管理コンソールからは、インスタンスの種類、ロードバランサーやオートスケーリングの設定など上記のサービスが集中的に管理できるようになっており、PaaSの内部について利用者が自由に構成できる点が特徴といえるでしょう。
課金はインスタンスの大きさや、利用するサービスごとに設定された利用料やデータ転送量などに応じて行われ、Beanstalk自体の追加料金は発生しません。
データベースサービスの統合が今後の課題
BeanstalkはPaaSの領域に踏み込んだサービスですが、まだ登場したばかりの荒削りなサービスに見えます。

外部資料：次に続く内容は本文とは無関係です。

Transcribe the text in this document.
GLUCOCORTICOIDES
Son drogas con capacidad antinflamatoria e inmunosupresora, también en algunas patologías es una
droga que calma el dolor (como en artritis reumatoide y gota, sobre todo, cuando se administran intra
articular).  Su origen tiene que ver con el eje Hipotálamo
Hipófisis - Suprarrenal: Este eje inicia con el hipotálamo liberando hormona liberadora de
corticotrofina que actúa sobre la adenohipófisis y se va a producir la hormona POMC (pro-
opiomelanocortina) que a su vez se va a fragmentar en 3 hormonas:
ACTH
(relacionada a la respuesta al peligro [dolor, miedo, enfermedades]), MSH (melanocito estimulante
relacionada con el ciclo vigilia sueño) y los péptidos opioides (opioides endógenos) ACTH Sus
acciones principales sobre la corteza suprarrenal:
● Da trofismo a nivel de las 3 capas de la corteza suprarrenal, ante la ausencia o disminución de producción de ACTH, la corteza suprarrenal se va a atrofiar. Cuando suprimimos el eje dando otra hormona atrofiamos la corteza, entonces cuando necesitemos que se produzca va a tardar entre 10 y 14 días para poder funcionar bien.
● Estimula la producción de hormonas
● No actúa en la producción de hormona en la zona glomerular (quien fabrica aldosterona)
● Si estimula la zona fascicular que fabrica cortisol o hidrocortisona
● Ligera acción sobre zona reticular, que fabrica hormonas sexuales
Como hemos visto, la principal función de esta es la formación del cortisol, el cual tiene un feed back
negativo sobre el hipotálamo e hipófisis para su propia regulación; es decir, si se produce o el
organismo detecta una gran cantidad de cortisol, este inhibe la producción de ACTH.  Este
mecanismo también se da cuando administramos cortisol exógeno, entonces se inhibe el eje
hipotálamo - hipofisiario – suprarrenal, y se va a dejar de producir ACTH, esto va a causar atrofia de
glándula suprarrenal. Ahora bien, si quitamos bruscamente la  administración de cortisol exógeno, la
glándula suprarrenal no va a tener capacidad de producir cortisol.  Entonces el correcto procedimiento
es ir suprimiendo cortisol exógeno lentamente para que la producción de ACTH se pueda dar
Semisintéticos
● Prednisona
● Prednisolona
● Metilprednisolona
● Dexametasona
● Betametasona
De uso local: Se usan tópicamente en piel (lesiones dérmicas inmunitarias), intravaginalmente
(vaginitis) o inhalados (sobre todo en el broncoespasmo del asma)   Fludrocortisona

そのもっとも大きな要因は、データベースのサービス化が十分でないところにあります。
AmazonクラウドにはNoSQLの「Amazon SimpleDB」やMySQLを用いた「Amazon RDS」などのデータベースサービスを提供していますが、Beanstalkの資料を見る限り、これらのデータベースに対する自動的なスケーリングや連動した運用監視までは十分に統合されていません。
クラウドの利用者、開発者にとってもっとも面倒で手間のかかる部分がデータベースのスケーリングや運用であり、Benastalkが本格的なPaaSと見られるには、データベースサービスとの統合は欠かせない要素です。
Ruby on Rails対応がAmazonクラウド進化のカギ
そこで注目すべきは、Beanstalkのプレスリリースの最後に、Ruby on RailsのPaaSを提供しているEngine Yard CEOのJohn Dillon氏が寄せた次のコメント。
We’re working with AWS to provide an Elastic Beanstalk Ruby on Rails container that leverages the optimized Engine Yard stack which has been battle-tested by thousands of high-growth companies.
私たちはBeanstalk Ruby on Railsコンテナの提供をするべくAmazon Web Servicesと開発を進めています。それは何千という高成長企業によって試されてきたEngine Yardのスタックを生かしたものになるでしょう。
Ruby on Railsを実行するにはデータベース環境が必須です。つまりこれは、近い将来BeanstalkがRuby on Railsに対応すると同時に、データベース環境もサービスに統合することを示しています。
ビジネス向けにデータベースサービスを備えたJava対応PaaSは、昨年、セールスフォース・ドットコムとVMwareが共同で「VMforce」を発表していますが、まだプライベートベータの状態。グーグルもGoogle App Engine for Businessを発表していますが、こちらも昨年秋登場の予定が、今年の第2四半期へと延期されています。
もしもAmazonクラウドがこれらに先んじてBeanstalkのRuby on Rails対応とデータベース対応を発表することになれば、AmazonクラウドはJavaとRubyを同時にサポートし、データベースサービスをも提供する唯一のメジャーなPaaSベンダとして大きな存在感を示すことになるでしょう。